Professional Background

Prior to joining K&L Gates, Mr. Shallow worked as an attorney for international law firms on both the east and west coast of the US.

Experience includes having represented:
  • Investors in the creation of a Cayman IP/engineering joint venture.
  • A BVI fashion company in its IPO and subsequent public equity offerings.
  • A software company in its sale of stock and equity in the U.S. and Canada.
  • A U.S. and UK cruise line company in its public equity offerings . 
  • A U.S. and Swiss tobacco company in its spinoff and subsequent public debt and equity offerings.
  • A fund in its acquisitions of U.S. and Mexican gaming companies.
  • A Chinese company in its acquisition of a minority interest in a U.S. medical research company.
  • An Australian electronic payments company in its U.S. formation and restructuring.
  • An engineering services company in its sale to a private equity company.
  • A real estate company in its acquisition of the assets of a technology company.
  • A telecommunications company in its business combination with a separate telecommunications company.
  • A pharmaceutical company in its acquisition of the assets of a Chapter 11 entity.
  • An AI company in its acquisition of the assets of multiple technology companies.
  • A public biopharmaceutical company in its private stock, warrant, and debt offerings.
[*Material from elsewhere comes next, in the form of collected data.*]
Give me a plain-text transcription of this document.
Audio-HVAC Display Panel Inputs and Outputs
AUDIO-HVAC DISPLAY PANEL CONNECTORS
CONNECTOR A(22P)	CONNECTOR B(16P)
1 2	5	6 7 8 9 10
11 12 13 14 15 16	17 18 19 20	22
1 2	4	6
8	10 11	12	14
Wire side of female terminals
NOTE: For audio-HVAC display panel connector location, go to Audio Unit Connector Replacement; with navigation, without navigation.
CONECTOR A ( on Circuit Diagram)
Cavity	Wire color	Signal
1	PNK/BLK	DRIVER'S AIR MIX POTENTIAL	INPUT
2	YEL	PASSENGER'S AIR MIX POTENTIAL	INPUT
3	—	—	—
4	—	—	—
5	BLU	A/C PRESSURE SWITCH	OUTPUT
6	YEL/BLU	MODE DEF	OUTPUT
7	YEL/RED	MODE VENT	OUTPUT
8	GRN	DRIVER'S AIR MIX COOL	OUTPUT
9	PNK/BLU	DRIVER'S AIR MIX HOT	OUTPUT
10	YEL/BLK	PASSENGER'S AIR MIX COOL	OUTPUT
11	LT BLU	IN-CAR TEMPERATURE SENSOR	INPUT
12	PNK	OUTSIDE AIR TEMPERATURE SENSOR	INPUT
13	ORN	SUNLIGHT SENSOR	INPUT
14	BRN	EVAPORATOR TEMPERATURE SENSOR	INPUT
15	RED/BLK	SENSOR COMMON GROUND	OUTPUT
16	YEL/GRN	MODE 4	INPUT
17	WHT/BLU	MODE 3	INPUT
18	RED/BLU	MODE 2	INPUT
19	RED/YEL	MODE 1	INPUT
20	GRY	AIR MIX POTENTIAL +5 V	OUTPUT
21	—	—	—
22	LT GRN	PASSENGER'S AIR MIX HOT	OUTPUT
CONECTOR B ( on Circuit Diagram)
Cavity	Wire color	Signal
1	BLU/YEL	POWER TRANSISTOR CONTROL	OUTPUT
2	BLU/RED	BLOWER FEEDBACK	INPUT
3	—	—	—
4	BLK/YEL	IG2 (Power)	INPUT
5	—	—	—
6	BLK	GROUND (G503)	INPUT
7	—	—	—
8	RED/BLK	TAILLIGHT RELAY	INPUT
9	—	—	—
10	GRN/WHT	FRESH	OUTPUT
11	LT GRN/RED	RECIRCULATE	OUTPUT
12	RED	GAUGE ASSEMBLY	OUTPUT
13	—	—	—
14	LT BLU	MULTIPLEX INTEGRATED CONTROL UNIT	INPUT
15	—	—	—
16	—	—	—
  • A food services company in its private debt offering and subsequent S-4 registration.
  • A media company in its securitization of radio bandwidth.
  • A state entity in its RMBS securitization.
  • Multiple technology companies in common, preferred and equity-equivalent offerings.
  • Investors in multiple common, preferred and equity-equivalent investments.
  • Multiple dual-listed Canadian public mining companies in their public and private equity offerings.